Lonxa de Ribeira resultó beneficiada de ayudas por más de 120.000 euros para adquirir tres generadores de hielo que producen un rendimiento diario de 15.000 kilos para su uso por parte de las empresas comercializadoras locales que operan en la rula, así como en las subastas que se llevan a cabo en ese recinto. Su gerente, Fernando Carreira explicó que ese equipamiento les permite no tener que dependen de fábricas externas, que esté operativa las 24 horas y que la comodidad de tener una planta propia en sus instalaciones provoca que se trabaje en mejores condiciones. Y añadió que, dentro de esa misma partida, también se pudo efectuar la compra de dos carretillas para facilitar las descargas en las embarcaciones y su transporte hasta la lonja ribeirense.
Mejora del procesado
La directora xeral también puso en valor esas aportaciones y valoró las realizadas por más de 82.000 euros por parte de una de las empresas que opera dentro de ese mismo recinto, como es Pescados Moncho, y que contribuyeron al procesado y la trazabilidad del pescado fresco, como una dosificadora de hielo y de salmuera, y una cinta transportadora de cajas, que redundaron en la mejora y puesta en valor de la calidad del producto, así como aumentar su cantidad, y de las condiciones de seguridad y de salud de los operarios.

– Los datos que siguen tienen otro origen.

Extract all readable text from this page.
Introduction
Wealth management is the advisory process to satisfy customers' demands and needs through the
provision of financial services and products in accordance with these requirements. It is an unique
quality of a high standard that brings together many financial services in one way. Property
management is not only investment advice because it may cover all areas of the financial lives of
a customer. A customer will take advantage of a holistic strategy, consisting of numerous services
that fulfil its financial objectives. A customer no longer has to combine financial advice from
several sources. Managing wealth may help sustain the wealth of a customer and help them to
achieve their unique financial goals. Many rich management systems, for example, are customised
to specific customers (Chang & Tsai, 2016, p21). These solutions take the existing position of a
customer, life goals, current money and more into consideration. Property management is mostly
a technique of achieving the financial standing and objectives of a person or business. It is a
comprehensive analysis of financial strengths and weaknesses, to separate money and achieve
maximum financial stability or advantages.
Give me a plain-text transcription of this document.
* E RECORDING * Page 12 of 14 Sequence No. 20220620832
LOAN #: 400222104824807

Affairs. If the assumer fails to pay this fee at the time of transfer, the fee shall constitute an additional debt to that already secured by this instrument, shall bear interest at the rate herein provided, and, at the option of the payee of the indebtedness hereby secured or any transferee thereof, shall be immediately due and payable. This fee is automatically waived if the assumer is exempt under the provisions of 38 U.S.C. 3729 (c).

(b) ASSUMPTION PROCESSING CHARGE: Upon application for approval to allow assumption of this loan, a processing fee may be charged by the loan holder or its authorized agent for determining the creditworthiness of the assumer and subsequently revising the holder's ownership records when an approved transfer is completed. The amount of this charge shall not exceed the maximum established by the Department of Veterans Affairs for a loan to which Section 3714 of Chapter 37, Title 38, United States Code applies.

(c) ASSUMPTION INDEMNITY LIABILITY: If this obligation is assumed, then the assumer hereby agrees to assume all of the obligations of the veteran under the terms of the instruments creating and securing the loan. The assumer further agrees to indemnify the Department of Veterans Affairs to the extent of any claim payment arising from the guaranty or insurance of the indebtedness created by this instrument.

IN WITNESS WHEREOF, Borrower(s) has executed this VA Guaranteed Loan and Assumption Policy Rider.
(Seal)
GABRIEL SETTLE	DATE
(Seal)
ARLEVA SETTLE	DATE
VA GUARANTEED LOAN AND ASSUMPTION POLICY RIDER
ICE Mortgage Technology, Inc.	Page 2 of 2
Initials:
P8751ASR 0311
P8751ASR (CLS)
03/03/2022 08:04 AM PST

Su responsable, Moncho Fernández, declaró que detectaron que era necesario ampliar su producción ante el incremento de los pedidos, que manualmente les resultaba imposible atender. Agregó que con la maquinaria adquirida, con la consiguiente automatización de los procesos, “a nosa empresa creceu, sacamos máis cantidade e calidade de kilos, pois vivimos deso. Tamén aumentamos persoal, que fai o seu traballo en mellores condicións”. También recordó que la primera fase de ampliación la llevaron a cabo hace dos años y medio y la última fue hace aproximadamente un año.